Dataset for the paper "Quantum-aided Multi-Objective Routing Optimization Using Back-Tracing-Aided Dynamic Programming".

Dimitrios Alanis, Panagiotis Botsinis, Zunaira Babar, Hung Viet Nguyen, Daryus Chandra,  Soon Xin Ng, Lajos Hanzo.

IEEE Access (accepted). 

Results may reproduced using GLE graphics.

Abstract: Pareto optimality is capable of striking the optimal trade-off amongst the diverse conflicting QoS requirements of routing in wireless multihop networks. However, this comes at the cost of increased complexity owing to searching through the extended multi-objective search-space. We will demonstrate that the powerful quantum-assisted dynamic programming optimization framework is capable of circumventing this problem. In this context, the so-called Evolutionary Quantum Pareto Optimization~(EQPO) algorithm has been proposed, which is capable of identifying most of the optimal routes at a near-polynomial complexity versus the number of nodes. As a benefit, we improve both the the EQPO algorithm by introducing a back-tracing process. We also demonstrate that the improved algorithm, namely the Back-Tracing-Aided EQPO~(BTA-EQPO) algorithm, imposes a negligible complexity overhead, while substantially improving our performance metrics, namely the relative frequency of finding all Pareto-optimal solutions and the probability that the Pareto-optimal solutions are indeed part of the optimal Pareto front.
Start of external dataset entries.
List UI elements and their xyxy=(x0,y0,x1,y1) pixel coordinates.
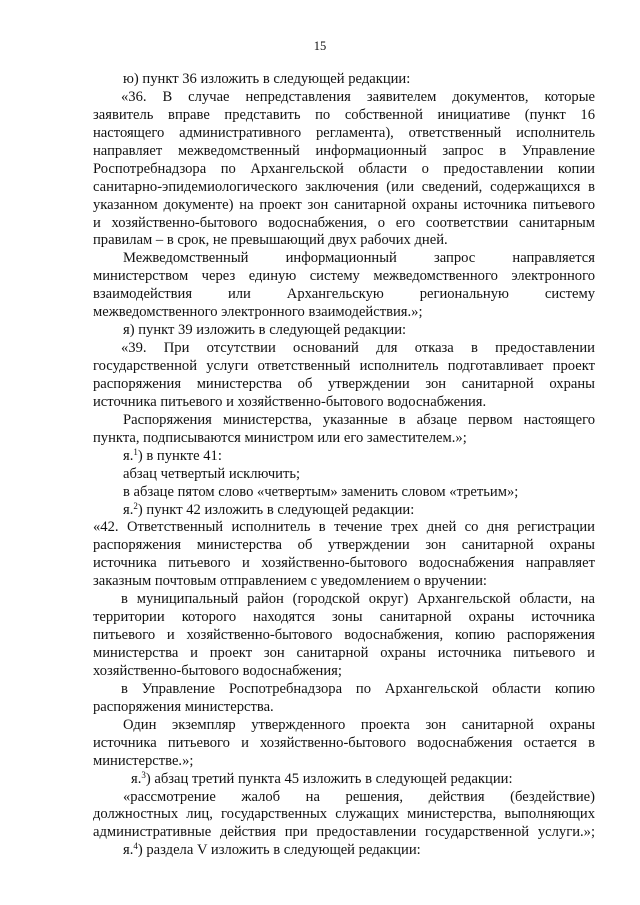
text-line xyxy=(93,71,595,89)
line-text: указанном документе) на проект зон санитарной охраны источника питьевого xyxy=(93,196,595,213)
line-text: «39. При отсутствии оснований для отказа в предоставлении xyxy=(121,340,595,357)
line-text: хозяйственно-бытового водоснабжения; xyxy=(93,662,342,679)
text-line xyxy=(93,107,595,125)
line-text: санитарно-эпидемиологического заключения (или сведений, содержащихся в xyxy=(93,178,595,195)
line-text: я) пункт 39 изложить в следующей редакции: xyxy=(123,322,407,339)
text-line xyxy=(93,358,595,376)
superscript-number: 2 xyxy=(133,500,138,511)
superscript-number: 3 xyxy=(141,769,146,780)
text-line xyxy=(93,484,595,502)
line-text: источника питьевого и хозяйственно-бытового водоснабжения остается в xyxy=(93,734,595,751)
line-text: «рассмотрение жалоб на решения, действия (бездействие) xyxy=(123,788,595,805)
line-text: заказным почтовым отправлением с уведомлением о вручении: xyxy=(93,573,487,590)
text-line xyxy=(93,286,595,304)
text-line xyxy=(93,519,595,537)
line-text: Один экземпляр утвержденного проекта зон санитарной охраны xyxy=(123,716,595,733)
line-text: распоряжения министерства. xyxy=(93,698,274,715)
line-text-tail: ) раздела V изложить в следующей редакции: xyxy=(137,842,421,859)
text-line xyxy=(93,412,595,430)
line-text: Роспотребнадзора по Архангельской области о предоставлении копии xyxy=(93,160,595,177)
line-text: источника питьевого и хозяйственно-бытового водоснабжения направляет xyxy=(93,555,595,572)
text-line xyxy=(93,394,595,412)
line-text: распоряжения министерства об утверждении зон санитарной охраны xyxy=(93,375,595,392)
line-text: ю) пункт 36 изложить в следующей редакции: xyxy=(123,71,411,87)
text-line xyxy=(93,448,595,466)
text-line xyxy=(93,573,595,591)
text-line xyxy=(93,215,595,233)
text-line xyxy=(93,143,595,161)
text-line xyxy=(93,322,595,340)
line-text: в Управление Роспотребнадзора по Архангельской области копию xyxy=(121,680,595,697)
text-line xyxy=(93,842,595,860)
text-line xyxy=(93,717,595,735)
line-text: я. xyxy=(131,770,142,787)
page-number: 15 xyxy=(313,39,327,53)
text-line xyxy=(93,806,595,824)
line-text: государственной услуги ответственный исполнитель подготавливает проект xyxy=(93,358,595,374)
text-line xyxy=(93,430,595,448)
line-text: «42. Ответственный исполнитель в течение трех дней со дня регистрации xyxy=(93,519,595,536)
line-text: я. xyxy=(123,447,134,464)
line-text: должностных лиц, государственных служащих министерства, выполняющих xyxy=(93,806,595,823)
line-text: заявитель вправе представить по собственной инициативе (пункт 16 xyxy=(93,106,595,123)
line-text: и хозяйственно-бытового водоснабжения, о его соответствии санитарным xyxy=(93,214,595,231)
line-text-tail: ) пункт 42 изложить в следующей редакции: xyxy=(137,501,415,518)
text-line xyxy=(93,645,595,663)
superscript-number: 4 xyxy=(133,841,138,852)
line-text-tail: ) абзац третий пункта 45 изложить в следующей редакции: xyxy=(145,770,513,787)
line-text: территории которого находятся зоны санитарной охраны источника xyxy=(93,609,595,626)
text-line xyxy=(93,537,595,555)
superscript-number: 1 xyxy=(133,446,138,457)
text-line xyxy=(93,681,595,699)
line-text: пункта, подписываются министром или его заместителем.»; xyxy=(93,429,467,446)
text-line xyxy=(93,555,595,573)
line-text: абзац четвертый исключить; xyxy=(123,465,301,482)
text-line xyxy=(93,340,595,358)
line-text: я. xyxy=(123,501,134,518)
text-line xyxy=(93,824,595,842)
line-text: взаимодействия или Архангельскую региональную систему xyxy=(93,286,595,303)
line-text: направляет межведомственный информационный запрос в Управление xyxy=(93,142,595,159)
text-line xyxy=(93,771,595,789)
text-line xyxy=(93,125,595,143)
text-line xyxy=(93,699,595,717)
text-line xyxy=(93,179,595,197)
text-line xyxy=(93,232,595,250)
text-line xyxy=(93,663,595,681)
text-line xyxy=(93,609,595,627)
line-text: источника питьевого и хозяйственно-бытового водоснабжения. xyxy=(93,393,487,410)
line-text: в абзаце пятом слово «четвертым» заменить словом «третьим»; xyxy=(123,483,519,500)
text-line xyxy=(93,161,595,179)
line-text: правилам – в срок, не превышающий двух рабочих дней. xyxy=(93,232,448,249)
text-line xyxy=(93,250,595,268)
line-text: межведомственного электронного взаимодействия.»; xyxy=(93,304,423,321)
line-text: Межведомственный информационный запрос направляется xyxy=(123,250,595,267)
line-text: в муниципальный район (городской округ) Архангельской области, на xyxy=(121,591,595,608)
line-text: настоящего административного регламента), ответственный исполнитель xyxy=(93,124,595,141)
line-text: я. xyxy=(123,842,134,859)
line-text: Распоряжения министерства, указанные в абзаце первом настоящего xyxy=(123,411,595,428)
document-body xyxy=(93,71,595,860)
line-text: министерства и проект зон санитарной охраны источника питьевого и xyxy=(93,645,595,661)
text-line xyxy=(93,502,595,520)
text-line xyxy=(93,376,595,394)
text-line xyxy=(93,735,595,753)
text-line xyxy=(93,197,595,215)
line-text: министерстве.»; xyxy=(93,752,194,769)
text-line xyxy=(93,753,595,771)
text-line xyxy=(93,89,595,107)
text-line xyxy=(93,591,595,609)
line-text: административные действия при предоставлении государственной услуги.»; xyxy=(93,824,595,841)
line-text: министерством через единую систему межведомственного электронного xyxy=(93,268,595,285)
text-line xyxy=(93,466,595,484)
text-line xyxy=(93,789,595,807)
line-text: питьевого и хозяйственно-бытового водоснабжения, копию распоряжения xyxy=(93,627,595,644)
line-text-tail: ) в пункте 41: xyxy=(137,447,222,464)
text-line xyxy=(93,304,595,322)
line-text: распоряжения министерства об утверждении зон санитарной охраны xyxy=(93,537,595,554)
line-text: «36. В случае непредставления заявителем документов, которые xyxy=(121,88,595,105)
text-line xyxy=(93,627,595,645)
text-line xyxy=(93,268,595,286)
Acknowledgements: The financial support of the European Research Council under the Advanced Fellow Grant, that of the Royal Society’s Wolfson Research Merit Award and that of the Engineering and Physical Sciences Research Council under Grant EP/L018659/1 is gratefully acknowledged. The use of the IRIDIS High Performance Computing Facility at the University of Southampton is also acknowledged.

* Fig 1 of the paper is located at ./Fig-1/Fig1.eps and may be reproduced from ./Fig-1/Fig-1.gle. The respective dataset is located at ./Fig-1/datasets directory.
* Fig 3a of the paper is located at ./Fig-4/Fig-4a.eps and may be reproduced from ./Fig-3/Fig-3a.gle. The respective dataset is located at ./Fig-3/datasets/ directory.
* Fig 3b of the paper is located at ./Fig-4/Fig-4b.eps and may be reproduced from ./Fig-3/Fig-3b.gle. The respective dataset is located at ./Fig-3/datasets/ directory.
* Fig 4a of the paper is located at ./Fig-5/Fig-5a.eps and may be reproduced from ./Fig-4/Fig-4a.gle. The respective dataset is located at ./Fig-4/datasets/ directory.
* Fig 4b of the paper is located at ./Fig-5/Fig-5b.eps and may be reproduced from ./Fig-4/Fig-4b.gle. The respective dataset is located at ./Fig-4/datasets/ directory.
* Fig 4c of the paper is located at ./Fig-5/Fig-5c.eps and may be reproduced from ./Fig-4/Fig-4c.gle. The respective dataset is located at ./Fig-4/datasets/ directory.
* Fig 4d of the paper is located at ./Fig-5/Fig-5d.eps and may be reproduced from ./Fig-4/Fig-4d.gle. The respective dataset is located at ./Fig-4/datasets/ directory.